The main problem was that the table storing the entity information along with their coordinates (located in an Oracle geospatial database) did not contain enough data to perform the necessary queries. This prevented the generation of PDF files with maps that included the entities’ locations, affecting the work of field technicians who rely on this information to carry out their tasks efficiently.
Upon analyzing the situation, I realized that the process responsible for populating that table was implemented in a Java application and followed these steps:
- Perform a complete table deletion (TRUNCATE).
- Execute a query to fetch new records to be inserted (SELECT).
- Insert the records into the target table (INSERT).
Everything seemed fine up to this point, right? Well, no. The issue arose when the connection to the source database (where the data to be inserted is located) failed.
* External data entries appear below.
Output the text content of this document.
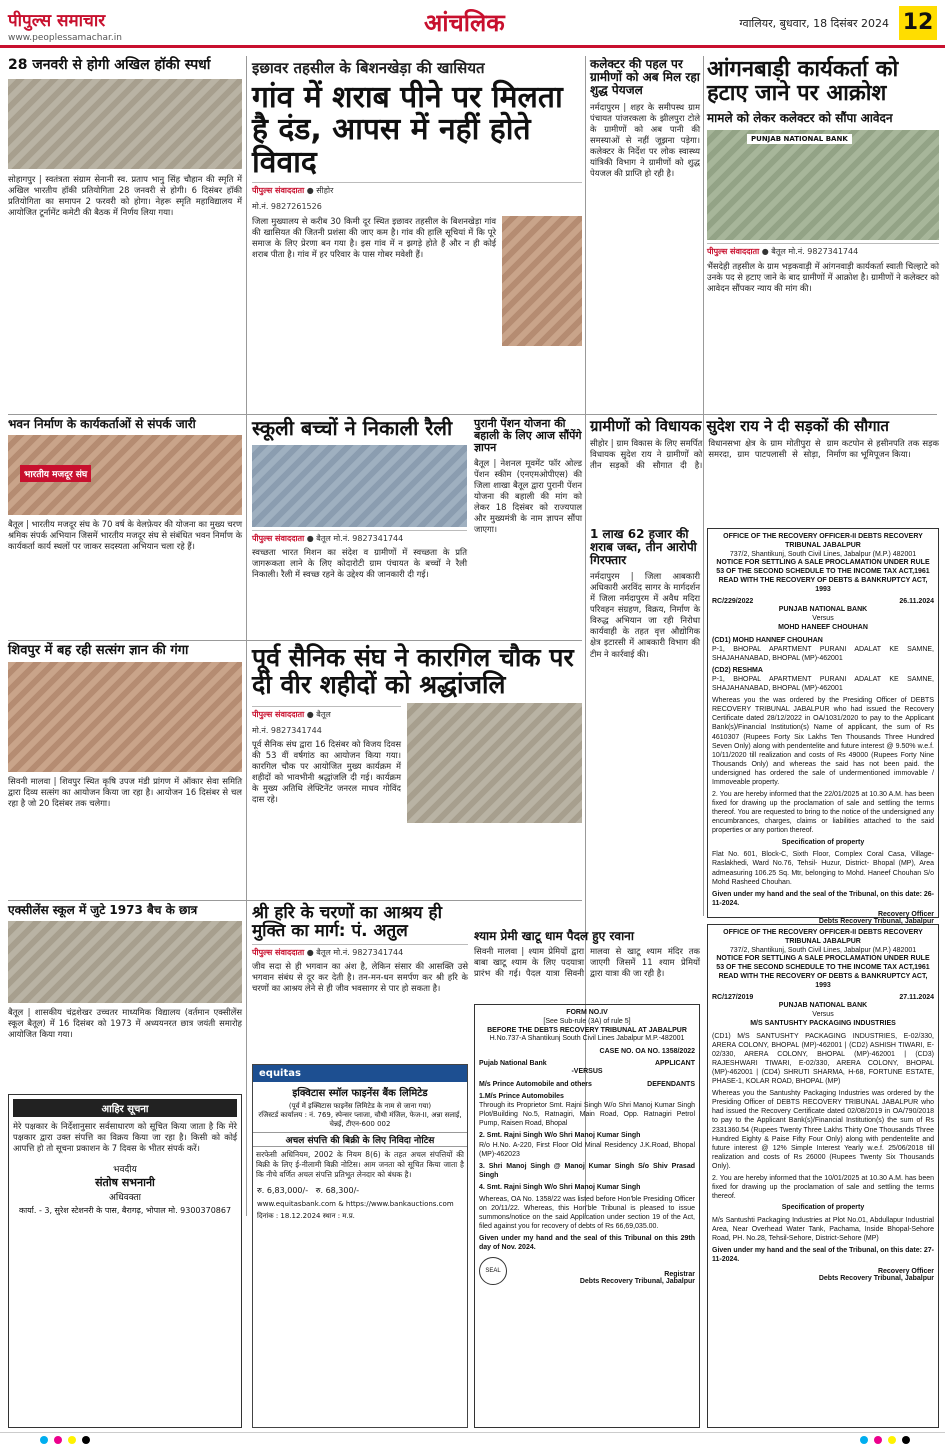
पीपुल्स समाचार
www.peoplessamachar.in
आंचलिक	ग्वालियर, बुधवार, 18 दिसंबर 2024 12
28 जनवरी से होगी अखिल हॉकी स्पर्धा
सोहागपुर | स्वतंत्रता संग्राम सेनानी स्व. प्रताप भानु सिंह चौहान की स्मृति में अखिल भारतीय हॉकी प्रतियोगिता 28 जनवरी से होगी। 6 दिसंबर हॉकी प्रतियोगिता का समापन 2 फरवरी को होगा। नेहरू स्मृति महाविद्यालय में आयोजित टूर्नामेंट कमेटी की बैठक में निर्णय लिया गया।
इछावर तहसील के बिशनखेड़ा की खासियत
गांव में शराब पीने पर मिलता है दंड, आपस में नहीं होते विवाद
पीपुल्स संवाददाता ● सीहोर
मो.नं. 9827261526
जिला मुख्यालय से करीब 30 किमी दूर स्थित इछावर तहसील के बिशनखेड़ा गांव की खासियत की जितनी प्रशंसा की जाए कम है। गांव की हालि सूचियां में कि पूरे समाज के लिए प्रेरणा बन गया है। इस गांव में न झगड़े होते हैं और न ही कोई शराब पीता है। गांव में हर परिवार के पास गोबर मवेशी हैं।
कलेक्टर की पहल पर ग्रामीणों को अब मिल रहा शुद्ध पेयजल
नर्मदापुरम | शहर के समीपस्थ ग्राम पंचायत पांजरकला के झीलपुरा टोले के ग्रामीणों को अब पानी की समस्याओं से नहीं जूझना पड़ेगा। कलेक्टर के निर्देश पर लोक स्वास्थ्य यांत्रिकी विभाग ने ग्रामीणों को शुद्ध पेयजल की प्राप्ति हो रही है।
आंगनबाड़ी कार्यकर्ता को हटाए जाने पर आक्रोश
मामले को लेकर कलेक्टर को सौंपा आवेदन
PUNJAB NATIONAL BANK
पीपुल्स संवाददाता ● बैतूल मो.नं. 9827341744
भैंसदेही तहसील के ग्राम भड़कवाड़ी में आंगनवाड़ी कार्यकर्ता स्वाती चिल्हाटे को उनके पद से हटाए जाने के बाद ग्रामीणों में आक्रोश है। ग्रामीणों ने कलेक्टर को आवेदन सौंपकर न्याय की मांग की।
भवन निर्माण के कार्यकर्ताओं से संपर्क जारी
भारतीय मजदूर संघ
बैतूल | भारतीय मजदूर संघ के 70 वर्ष के वेलफ़ेयर की योजना का मुख्य चरण श्रमिक संपर्क अभियान जिसमें भारतीय मजदूर संघ से संबंधित भवन निर्माण के कार्यकर्ता कार्य स्थलों पर जाकर सदस्यता अभियान चला रहे हैं।
स्कूली बच्चों ने निकाली रैली
पीपुल्स संवाददाता ● बैतूल मो.नं. 9827341744
स्वच्छता भारत मिशन का संदेश व ग्रामीणों में स्वच्छता के प्रति जागरूकता लाने के लिए कोदारोटी ग्राम पंचायत के बच्चों ने रैली निकाली। रैली में स्वच्छ रहने के उद्देश्य की जानकारी दी गई।
पुरानी पेंशन योजना की बहाली के लिए आज सौंपेंगे ज्ञापन
बैतूल | नेशनल मूवमेंट फॉर ओल्ड पेंशन स्कीम (एनएमओपीएस) की जिला शाखा बैतूल द्वारा पुरानी पेंशन योजना की बहाली की मांग को लेकर 18 दिसंबर को राज्यपाल और मुख्यमंत्री के नाम ज्ञापन सौंपा जाएगा।
ग्रामीणों को विधायक सुदेश राय ने दी सड़कों की सौगात
सीहोर | ग्राम विकास के लिए समर्पित विधायक सुदेश राय ने ग्रामीणों को तीन सड़कों की सौगात दी है। विधानसभा क्षेत्र के ग्राम मोतीपुरा से समरदा, ग्राम पाटपलासी से सोड़ा, ग्राम कटपोन से हसीनपति तक सड़क निर्माण का भूमिपूजन किया।
1 लाख 62 हजार की शराब जब्त, तीन आरोपी गिरफ्तार
नर्मदापुरम | जिला आबकारी अधिकारी अरविंद सागर के मार्गदर्शन में जिला नर्मदापुरम में अवैध मदिरा परिवहन संग्रहण, विक्रय, निर्माण के विरुद्ध अभियान जा रही निरोधा कार्यवाही के तहत वृत्त औद्योगिक क्षेत्र इटारसी में आबकारी विभाग की टीम ने कार्रवाई की।
OFFICE OF THE RECOVERY OFFICER-II DEBTS RECOVERY TRIBUNAL JABALPUR
737/2, Shantikunj, South Civil Lines, Jabalpur (M.P.) 482001
NOTICE FOR SETTLING A SALE PROCLAMATION UNDER RULE 53 OF THE SECOND SCHEDULE TO THE INCOME TAX ACT,1961 READ WITH THE RECOVERY OF DEBTS & BANKRUPTCY ACT, 1993
RC/229/2022	26.11.2024
PUNJAB NATIONAL BANK
Versus
MOHD HANEEF CHOUHAN
(CD1) MOHD HANNEF CHOUHAN
P-1, BHOPAL APARTMENT PURANI ADALAT KE SAMNE, SHAJAHANABAD, BHOPAL (MP)-462001
(CD2) RESHMA
P-1, BHOPAL APARTMENT PURANI ADALAT KE SAMNE, SHAJAHANABAD, BHOPAL (MP)-462001
Whereas you the was ordered by the Presiding Officer of DEBTS RECOVERY TRIBUNAL JABALPUR who had issued the Recovery Certificate dated 28/12/2022 in OA/1031/2020 to pay to the Applicant Bank(s)/Financial Institution(s) Name of applicant, the sum of Rs 4610307 (Rupees Forty Six Lakhs Ten Thousands Three Hundred Seven Only) along with pendentelite and future interest @ 9.50% w.e.f. 10/11/2020 till realization and costs of Rs 49000 (Rupees Forty Nine Thousands Only) and whereas the said has not been paid. the undersigned has ordered the sale of undermentioned immovable / Immoveable property.
2. You are hereby informed that the 22/01/2025 at 10.30 A.M. has been fixed for drawing up the proclamation of sale and settling the terms thereof. You are requested to bring to the notice of the undersigned any encumbrances, charges, claims or liabilities attached to the said properties or any portion thereof.
Specification of property
Flat No. 601, Block-C, Sixth Floor, Complex Coral Casa, Village- Raslakhedi, Ward No.76, Tehsil- Huzur, District- Bhopal (MP), Area admeasuring 106.25 Sq. Mtr, belonging to Mohd. Haneef Chouhan S/o Mohd Rasheed Chouhan.
Given under my hand and the seal of the Tribunal, on this date: 26-11-2024.
Recovery Officer
Debts Recovery Tribunal, Jabalpur
शिवपुर में बह रही सत्संग ज्ञान की गंगा
सिवनी मालवा | शिवपुर स्थित कृषि उपज मंडी प्रांगण में ऑकार सेवा समिति द्वारा दिव्य सत्संग का आयोजन किया जा रहा है। आयोजन 16 दिसंबर से चल रहा है जो 20 दिसंबर तक चलेगा।
पूर्व सैनिक संघ ने कारगिल चौक पर दी वीर शहीदों को श्रद्धांजलि
पीपुल्स संवाददाता ● बैतूल
मो.नं. 9827341744
पूर्व सैनिक संघ द्वारा 16 दिसंबर को विजय दिवस की 53 वीं वर्षगांठ का आयोजन किया गया। कारगिल चौक पर आयोजित मुख्य कार्यक्रम में शहीदों को भावभीनी श्रद्धांजलि दी गई। कार्यक्रम के मुख्य अतिथि लेफ्टिनेंट जनरल माधव गोविंद दास रहे।
श्याम प्रेमी खाटू धाम पैदल हुए रवाना
सिवनी मालवा | श्याम प्रेमियों द्वारा बाबा खाटू श्याम के लिए पदयात्रा प्रारंभ की गई। पैदल यात्रा सिवनी मालवा से खाटू श्याम मंदिर तक जाएगी जिसमें 11 श्याम प्रेमियों द्वारा यात्रा की जा रही है।
एक्सीलेंस स्कूल में जुटे 1973 बैच के छात्र
बैतूल | शासकीय चंद्रशेखर उच्चतर माध्यमिक विद्यालय (वर्तमान एक्सीलेंस स्कूल बैतूल) में 16 दिसंबर को 1973 में अध्ययनरत छात्र जयंती समारोह आयोजित किया गया।
श्री हरि के चरणों का आश्रय ही मुक्ति का मार्ग: पं. अतुल
पीपुल्स संवाददाता ● बैतूल मो.नं. 9827341744
जीव सदा से ही भगवान का अंश है, लेकिन संसार की आसक्ति उसे भगवान संबंध से दूर कर देती है। तन-मन-धन समर्पण कर श्री हरि के चरणों का आश्रय लेने से ही जीव भवसागर से पार हो सकता है।
आहिर सूचना
मेरे पक्षकार के निर्देशानुसार सर्वसाधारण को सूचित किया जाता है कि मेरे पक्षकार द्वारा उक्त संपत्ति का विक्रय किया जा रहा है। किसी को कोई आपत्ति हो तो सूचना प्रकाशन के 7 दिवस के भीतर संपर्क करें।
भवदीय
संतोष सभनानी
अधिवक्ता
कार्या. - 3, सुरेश स्टेशनरी के पास, बैरागढ़, भोपाल मो. 9300370867
equitas
इक्विटास स्मॉल फाइनेंस बैंक लिमिटेड
(पूर्व में इक्विटास फाइनेंस लिमिटेड के नाम से जाना गया)
रजिस्टर्ड कार्यालय : नं. 769, स्पेन्सर प्लाजा, चौथी मंजिल, फेज-II, अन्ना सलाई, चेन्नई, टीएन-600 002
अचल संपत्ति की बिक्री के लिए निविदा नोटिस
सरफेसी अधिनियम, 2002 के नियम 8(6) के तहत अचल संपत्तियों की बिक्री के लिए ई-नीलामी बिक्री नोटिस। आम जनता को सूचित किया जाता है कि नीचे वर्णित अचल संपत्ति प्रतिभूत लेनदार को बंधक है।
रु. 6,83,000/- रु. 68,300/-
www.equitasbank.com & https://www.bankauctions.com
दिनांक : 18.12.2024 स्थान : म.प्र.
FORM NO.IV
[See Sub-rule (3A) of rule 5]
BEFORE THE DEBTS RECOVERY TRIBUNAL AT JABALPUR
H.No.737-A Shantikunj South Civil Lines Jabalpur M.P.-482001
CASE NO. OA NO. 1358/2022
Pujab National Bank	APPLICANT
-VERSUS
M/s Prince Automobile and others	DEFENDANTS
1.M/s Prince Automobiles
Through its Proprietor Smt. Rajni Singh W/o Shri Manoj Kumar Singh Plot/Building No.5, Ratnagiri, Main Road, Opp. Ratnagiri Petrol Pump, Raisen Road, Bhopal
2. Smt. Rajni Singh W/o Shri Manoj Kumar Singh
R/o H.No. A-220, First Floor Old Minal Residency J.K.Road, Bhopal (MP)-462023
3. Shri Manoj Singh @ Manoj Kumar Singh S/o Shiv Prasad Singh
4. Smt. Rajni Singh W/o Shri Manoj Kumar Singh
Whereas, OA No. 1358/22 was listed before Hon'ble Presiding Officer on 20/11/22. Whereas, this Hon'ble Tribunal is pleased to issue summons/notice on the said Application under section 19 of the Act, filed against you for recovery of debts of Rs 66,69,035.00.
Given under my hand and the seal of this Tribunal on this 29th day of Nov. 2024.
SEAL	Registrar
Debts Recovery Tribunal, Jabalpur
OFFICE OF THE RECOVERY OFFICER-II DEBTS RECOVERY TRIBUNAL JABALPUR
737/2, Shantikunj, South Civil Lines, Jabalpur (M.P.) 482001
NOTICE FOR SETTLING A SALE PROCLAMATION UNDER RULE 53 OF THE SECOND SCHEDULE TO THE INCOME TAX ACT,1961 READ WITH THE RECOVERY OF DEBTS & BANKRUPTCY ACT, 1993
RC/127/2019	27.11.2024
PUNJAB NATIONAL BANK
Versus
M/S SANTUSHTY PACKAGING INDUSTRIES
(CD1) M/S SANTUSHTY PACKAGING INDUSTRIES, E-02/330, ARERA COLONY, BHOPAL (MP)-462001 | (CD2) ASHISH TIWARI, E-02/330, ARERA COLONY, BHOPAL (MP)-462001 | (CD3) RAJESHWARI TIWARI, E-02/330, ARERA COLONY, BHOPAL (MP)-462001 | (CD4) SHRUTI SHARMA, H-68, FORTUNE ESTATE, PHASE-1, KOLAR ROAD, BHOPAL (MP)
Whereas you the Santushty Packaging Industries was ordered by the Presiding Officer of DEBTS RECOVERY TRIBUNAL JABALPUR who had issued the Recovery Certificate dated 02/08/2019 in OA/790/2018 to pay to the Applicant Bank(s)/Financial Institution(s) the sum of Rs 2331360.54 (Rupees Twenty Three Lakhs Thirty One Thousands Three Hundred Eighty & Paise Fifty Four Only) along with pendentelite and future interest @ 12% Simple Interest Yearly w.e.f. 25/06/2018 till realization and costs of Rs 26000 (Rupees Twenty Six Thousands Only).
2. You are hereby informed that the 10/01/2025 at 10.30 A.M. has been fixed for drawing up the proclamation of sale and settling the terms thereof.
Specification of property
M/s Santushti Packaging Industries at Plot No.01, Abdullapur Industrial Area, Near Overhead Water Tank, Pachama, Inside Bhopal-Sehore Road, PH. No.28, Tehsil-Sehore, District-Sehore (MP)
Given under my hand and the seal of the Tribunal, on this date: 27-11-2024.
Recovery Officer
Debts Recovery Tribunal, Jabalpur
This happened right after performing the complete deletion of the destination table, leaving it empty and without updated data.
How Did I Solve It?
To address this problem, I implemented a new flow that ensures data integrity even if the connection fails. The updated flow performs the following:
- Check the connection to the source database.
- If the connection is successful, execute the following steps:
- Insert data that exists in the source table but not in the destination table.
- Delete data that exists in the destination table but not in the source table.
- Update data that exists in both tables but differ in coordinate fields.
Results
Thanks to this optimization, the process, which previously took almost three hours to complete with the old (inefficient) configuration, now runs in a maximum of 10 minutes. This improvement is mainly because the coordinates in the source table usually don’t change much, significantly reducing processing time.
These small adjustments in the workflow not only improve efficiency but also guarantee service continuity, avoiding unnecessary downtime. Implementing similar strategies can help you optimize internal processes in your organization and maintain the performance of the applications under your responsibility.